- Starring: Hudson Mills Mikaela Devitt Beatrice Joblin Rhys Castle-Hughes Tandi Wright John Bach Brian Sergent
- Country of origin: New Zealand
- No. of episodes: 13

Original release
- Network: TVNZ
- Release: 2006 – 2006

= The Lost Children (TV series) =

The Lost Children is a New Zealand drama series set in 1867. It follows four children, three of whom were shipwrecked and landed on the coast off New Plymouth, New Zealand. Siblings Ethan and Amy, who were travelling with their mother, Charlotte, from England to Canterbury; Meg, a young thief and Tama, a young Maori slave. The series was released on DVD in New Zealand in January 2007.

==Production==
The Lost Children was directed by Mike Smith and produced by John Gilbert and Big House. To fund the series, TVNZ used funds from a dividend reinvestment of funds paid to the government. The television series has 13 episodes. Child actor Rhys Castle-Hughes participated in rehearsals for two weeks and during filming still did his studies.

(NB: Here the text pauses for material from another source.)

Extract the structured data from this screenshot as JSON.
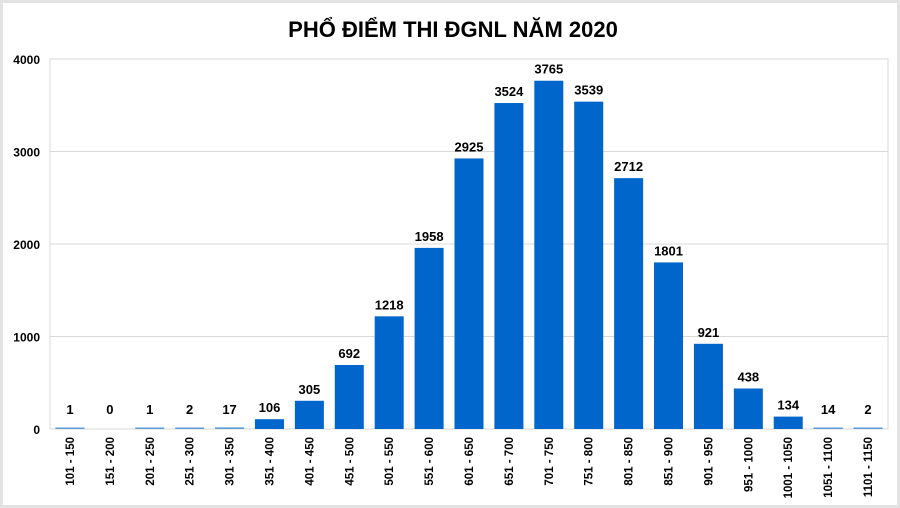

The television series was filmed in and near Wellington including in Thorndon and in beaches and parks. Filming was expected to last 10 weeks and 90 cast members and crew participated. The first day of filming on 11 July 2005 took almost 10 hours and was at Belmont Regional Park in the Wellington Region. The set had "tepee-style tents, muskets and tattooed Maori warriors".

==Plot summary==
On a ship in 1867, siblings Ethan and Amy are travelling with their mother, Charlotte, from England to Canterbury. Their father is in Canterbury to start a family farm, and they are meeting him there. After their ship becomes flooded owing to a storm, the captain announces that everyone must leave the ship. Ethan and Amy join the child thief Meg on a lifeboat but they part company with their mother after the lifeboat is sent away by rogue wave. The three children become stranded on a far-flung beach on the coast of Taranaki. A group Māori marauders apprehend Meg, who befriends the Māori child slave Tama. After the Māori people start fighting with the Europeans, the four children join forces to try to get to the South Island.

==Cast==
- Hudson Mills as Ethan
- Mikaela Devitt as Amy
- Rhys Castle-Hughes as Tama
- Beatrice Joblin as Meg
- Tandi Wright as Charlotte
- John Bach as Frank
- Brian Sergent as Harold

Nathaniel Lees and Antonia Prebble are guest stars on the show.

==Episodes==
The series contained 13 episodes, the DVD case containing the following synopses:
- Chapter 1 – Shipwrecked on a rugged coastline, a young English boy struggles to find his family.
- Chapter 2 – Meg is abducted by Te Kahu and Frank destroys the children's message to their mother.
- Chapter 3 – The children get caught in a battle between the soldiers and the tribe.
- Chapter 4 – Escaping from the soldiers, the children take refuge and are confronted by a frightening tohunga.
- Chapter 5 – Meg's secret is revealed.
- Chapter 6 – Meg tries to rescue the others from the orphanage.
- Chapter 7 – Meg searches for her father while the others meet a dodgy botanist.
- Chapter 8 – The children enter a haunted village.
- Chapter 9 – Arriving in Wellington, the children have to find a way across Cook Strait.
- Chapter 10 – Conflict rages as the children are stranded on an island.
- Chapter 11 – The children finally set foot on the South Island but Tama is not welcome in his home.
- Chapter 12 – The journey through the mountains brings unexpected danger.
- Chapter 13 – The children and Charlotte arrive at the farm where Frank lies in wait.

==Reception==
The Press called The Lost Children "a high-spirited adventure for young viewers and their parents". The Sunday Herald praised the television series, writing, "The Lost Children is set in 1867, but don't think this is just another boring historical drama.  This is the fascinating story of a young English brother and sister, Ethan and Amy, and their unlikely friends, Meg and Tama."

Frances Grant of The New Zealand Herald penned a negative review of the television series. She wrote, "the kids' wildly fluctuating accents and their spruce appearance after supposedly being washed up on a wild foreign coast were distracting" and said "the acting, too, is stilted and seems to hark back to a more self-conscious era". Grant criticised the series for having an "eerie whistling soundtrack every time a Maori appears on the screen" and for "suffering from a Rip Van Winkle effect".